Before he could answer, a clerk entered—thin, severe, wearing Tribunal gray with the polished precision of someone who believed rules were holy commandments. He sat opposite them without greeting.
Ink, quill, parchment.
All set down with ritual neatness.
"Name," the clerk said, looking at Mira.
"Mira Ardan. Tactical adjunct."
"Hand."
"Injured. Thanks for noticing."
The clerk ignored that. He turned to Soren.
"And you."
"A cadet."
The clerk scribbled something.
Then, flatly:
"You performed a forbidden technique."
Mira rolled her eyes. "Aura manifestation is not forbidden."
"In public ground," the clerk snapped. "Within sovereign Assembly boundaries. Without Tribunal authorization."
Soren didn't react. He met the man's gaze, unblinking.
"My charge was under threat."
"Threat is irrelevant to protocol. You are required to—"

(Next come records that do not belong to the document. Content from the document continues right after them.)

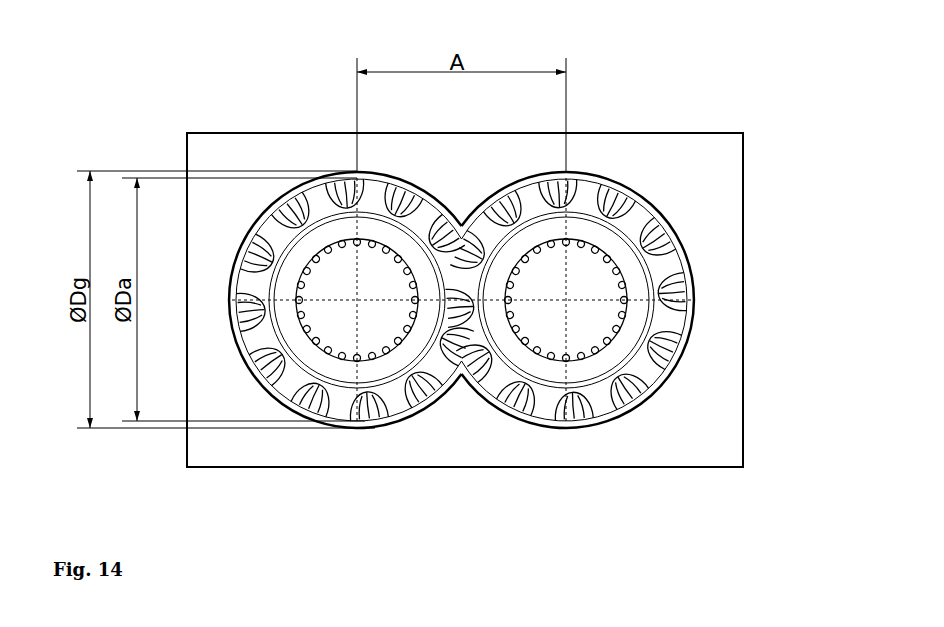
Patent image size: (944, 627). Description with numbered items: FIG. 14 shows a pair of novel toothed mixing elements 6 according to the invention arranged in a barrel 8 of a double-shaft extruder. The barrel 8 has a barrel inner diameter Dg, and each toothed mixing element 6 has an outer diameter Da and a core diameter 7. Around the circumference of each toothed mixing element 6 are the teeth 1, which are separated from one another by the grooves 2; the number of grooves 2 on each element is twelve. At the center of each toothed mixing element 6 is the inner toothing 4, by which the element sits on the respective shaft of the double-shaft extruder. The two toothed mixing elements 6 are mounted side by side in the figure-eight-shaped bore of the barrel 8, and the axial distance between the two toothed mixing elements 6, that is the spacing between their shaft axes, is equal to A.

The teeth 1 is at (389, 178).
The grooves 2 is at (423, 408).
The inner toothing 4 is at (625, 277).
The toothed mixing elements 6 is at (524, 362).
The core diameter 7 is at (650, 337).
The barrel 8 is at (690, 165).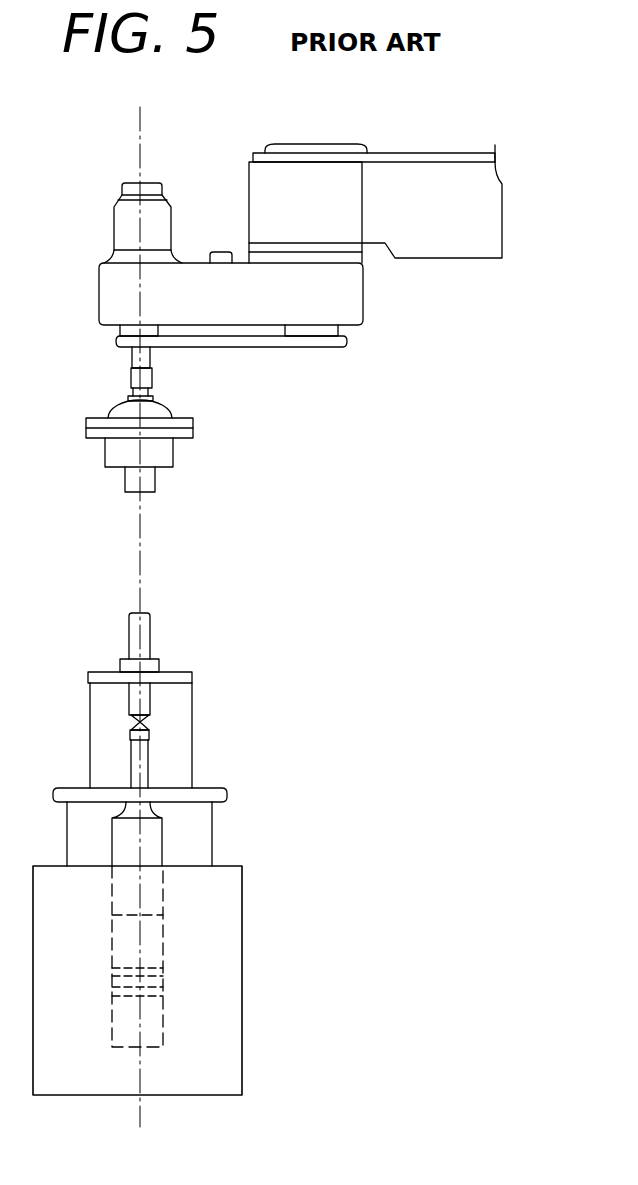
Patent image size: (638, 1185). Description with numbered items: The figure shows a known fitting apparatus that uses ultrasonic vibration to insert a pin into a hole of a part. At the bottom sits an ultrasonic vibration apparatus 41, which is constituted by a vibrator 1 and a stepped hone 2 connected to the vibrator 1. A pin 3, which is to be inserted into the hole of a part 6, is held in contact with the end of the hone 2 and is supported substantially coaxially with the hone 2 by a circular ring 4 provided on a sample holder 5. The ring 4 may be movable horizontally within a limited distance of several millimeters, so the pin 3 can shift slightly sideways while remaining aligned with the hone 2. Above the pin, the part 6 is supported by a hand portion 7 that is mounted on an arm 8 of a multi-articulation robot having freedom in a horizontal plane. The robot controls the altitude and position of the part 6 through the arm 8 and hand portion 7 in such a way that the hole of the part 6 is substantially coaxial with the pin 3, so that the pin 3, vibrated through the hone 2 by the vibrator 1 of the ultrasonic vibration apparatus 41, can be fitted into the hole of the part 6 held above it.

The vibrator 1 is at (163, 938).
The stepped hone 2 is at (162, 840).
The pin 3 is at (150, 630).
The circular ring 4 is at (159, 666).
The sample holder 5 is at (192, 718).
The part 6 is at (125, 479).
The hand portion 7 is at (86, 430).
The arm 8 is at (99, 295).
The ultrasonic vibration apparatus 41 is at (163, 892).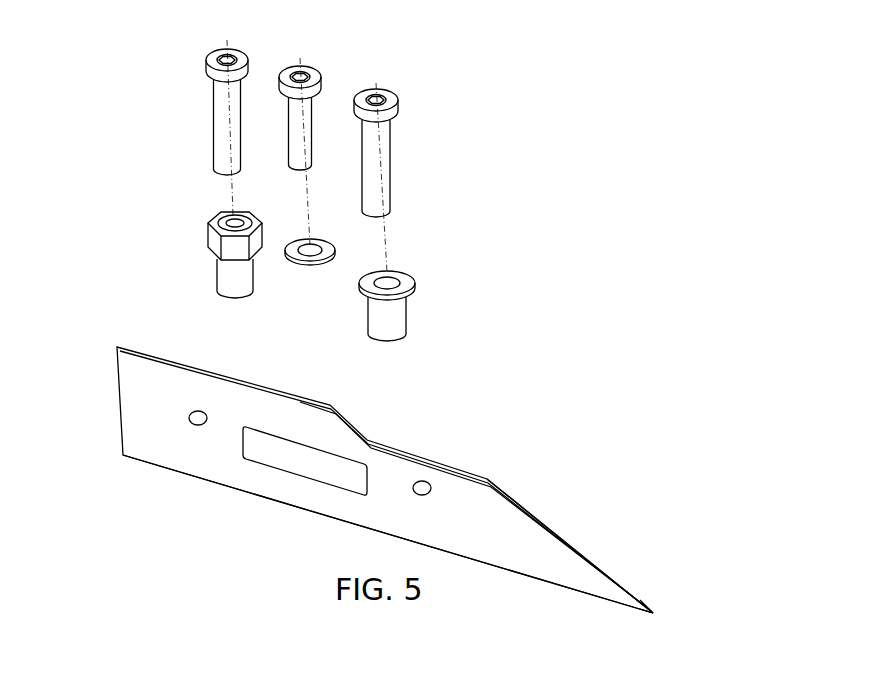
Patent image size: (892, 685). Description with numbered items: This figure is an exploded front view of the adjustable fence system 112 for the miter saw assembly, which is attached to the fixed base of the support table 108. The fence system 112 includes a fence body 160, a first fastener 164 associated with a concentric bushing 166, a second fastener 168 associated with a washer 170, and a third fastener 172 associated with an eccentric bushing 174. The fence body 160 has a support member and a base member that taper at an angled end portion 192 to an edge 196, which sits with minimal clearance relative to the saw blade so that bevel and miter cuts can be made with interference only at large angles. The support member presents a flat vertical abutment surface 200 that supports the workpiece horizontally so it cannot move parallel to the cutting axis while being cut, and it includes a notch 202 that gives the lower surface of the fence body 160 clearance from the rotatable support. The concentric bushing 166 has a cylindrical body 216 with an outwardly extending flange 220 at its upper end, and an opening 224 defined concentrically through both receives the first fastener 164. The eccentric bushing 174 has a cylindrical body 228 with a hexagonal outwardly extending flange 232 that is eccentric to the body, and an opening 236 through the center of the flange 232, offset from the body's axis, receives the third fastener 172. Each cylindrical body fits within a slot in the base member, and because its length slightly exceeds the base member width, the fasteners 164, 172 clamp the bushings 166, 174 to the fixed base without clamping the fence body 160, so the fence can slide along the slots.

The adjustable fence system 112 is at (537, 166).
The third fastener 172 is at (242, 57).
The second fastener 168 is at (317, 77).
The first fastener 164 is at (393, 114).
The washer 170 is at (311, 242).
The eccentric bushing 174 is at (236, 254).
The opening 236 is at (234, 214).
The hexagonal outwardly extending flange 232 is at (213, 226).
The cylindrical body 228 is at (218, 266).
The concentric bushing 166 is at (386, 299).
The opening 224 is at (390, 271).
The outwardly extending flange 220 is at (403, 289).
The cylindrical body 216 is at (398, 320).
The fence body 160 is at (395, 480).
The support table 108 is at (152, 397).
The flat vertical abutment surface 200 is at (202, 461).
The notch 202 is at (339, 520).
The angled end portion 192 is at (543, 540).
The edge 196 is at (658, 612).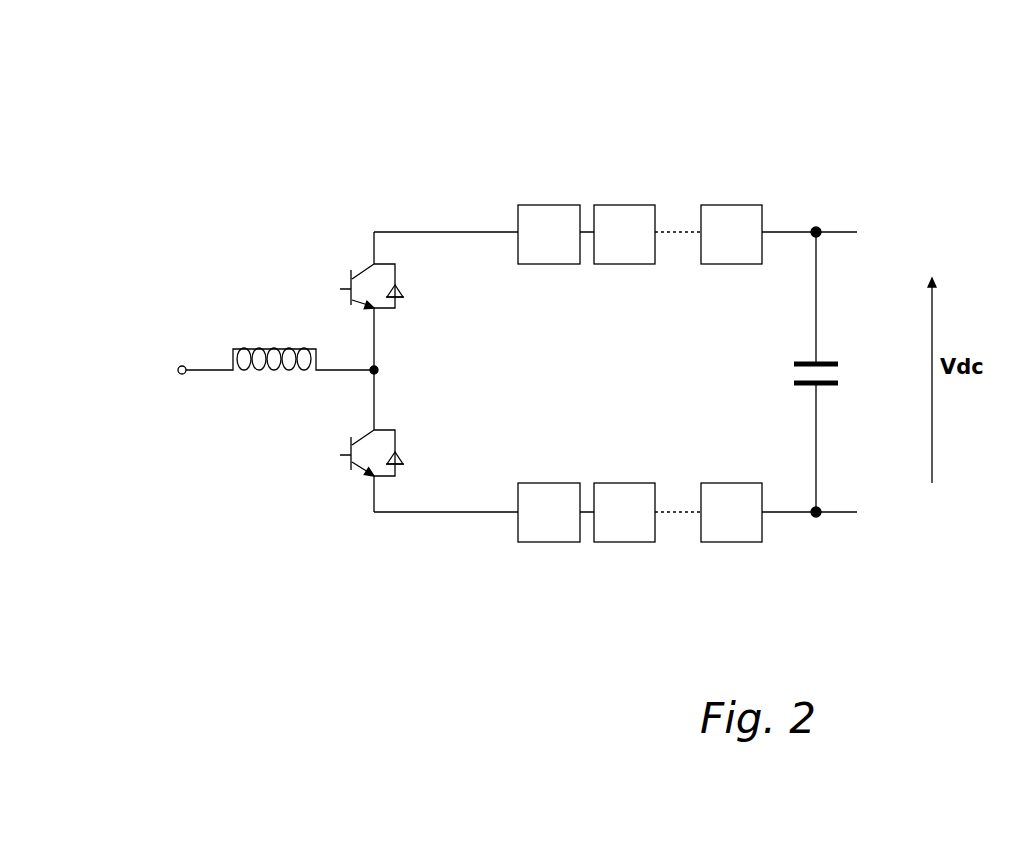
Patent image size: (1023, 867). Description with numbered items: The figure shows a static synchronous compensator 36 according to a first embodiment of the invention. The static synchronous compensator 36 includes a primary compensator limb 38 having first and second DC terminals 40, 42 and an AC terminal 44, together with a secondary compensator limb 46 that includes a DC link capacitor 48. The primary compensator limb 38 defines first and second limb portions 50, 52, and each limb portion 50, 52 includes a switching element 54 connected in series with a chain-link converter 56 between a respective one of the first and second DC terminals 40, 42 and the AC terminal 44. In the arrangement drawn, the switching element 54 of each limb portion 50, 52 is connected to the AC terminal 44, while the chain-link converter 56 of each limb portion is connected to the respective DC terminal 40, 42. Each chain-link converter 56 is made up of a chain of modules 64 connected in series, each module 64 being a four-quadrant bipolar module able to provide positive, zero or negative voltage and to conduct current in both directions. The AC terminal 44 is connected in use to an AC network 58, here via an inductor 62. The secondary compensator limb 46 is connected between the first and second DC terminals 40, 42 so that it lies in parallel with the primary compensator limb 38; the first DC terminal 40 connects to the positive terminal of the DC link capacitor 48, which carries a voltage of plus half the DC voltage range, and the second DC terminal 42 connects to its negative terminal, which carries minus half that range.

The static synchronous compensator 36 is at (240, 147).
The primary compensator limb 38 is at (638, 112).
The first DC terminal 40 is at (820, 230).
The second DC terminal 42 is at (816, 517).
The AC terminal 44 is at (380, 369).
The secondary compensator limb 46 is at (806, 176).
The DC link capacitor 48 is at (826, 358).
The first limb portion 50 is at (411, 222).
The second limb portion 52 is at (440, 524).
The switching element 54 is at (362, 270).
The chain-link converter 56 is at (610, 181).
The AC network 58 is at (165, 370).
The inductor 62 is at (273, 372).
The module 64 is at (564, 265).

Soren interrupted. "She'd be dead if I followed protocol."
The clerk froze mid-quill stroke, lips thinning.
Mira sighed. "He's right, you know."
"Your commentary is not required."
"Then don't say stupid things."
The clerk bristled but pushed on, flipping to a new sheet of parchment.
"State the technique used."
"Standard cut," Soren said.
The clerk's eyes narrowed. "And the Aura?"
"A by-product."
"Impossible. Aura requires conscious invocation."
Soren held the man's stare, expression unreadable.
"No. It doesn't."
The clerk's quill hovered. "Explain that."
Soren didn't.
Valenna's presence stirred beneath the skin of his wrist—silent, but firm, a hand closing over a blade before it could be drawn.
"Do not give them anything," she whispered. "Aura is yours, not theirs."
The clerk exhaled sharply. "We can hold you for obstruction."
Mira leaned back, kicking one boot onto the table. "Try it. Then you can explain to the Tribunal why you detained the man who saved their honored guest."
"Mira," Soren said quietly.
"What? He's being an ass."
The clerk inhaled through his nose, steadying himself. "The Tribunal will not recognize unregulated Aura manifestation. We must determine if what you used constitutes a risk."
"It doesn't," Soren said.
"And I am to take your word for it?"
"No. You're to take the Lady's."
That stopped the clerk. His jaw flexed.
Because he knew exactly what that meant.
A page burst through the door before he could respond. The girl bowed, breathless.
"Summons from within," she said. "Both of them. Now."
The clerk stiffened. "The Lady requested them?"
"No," the page answered. "The Council representative did."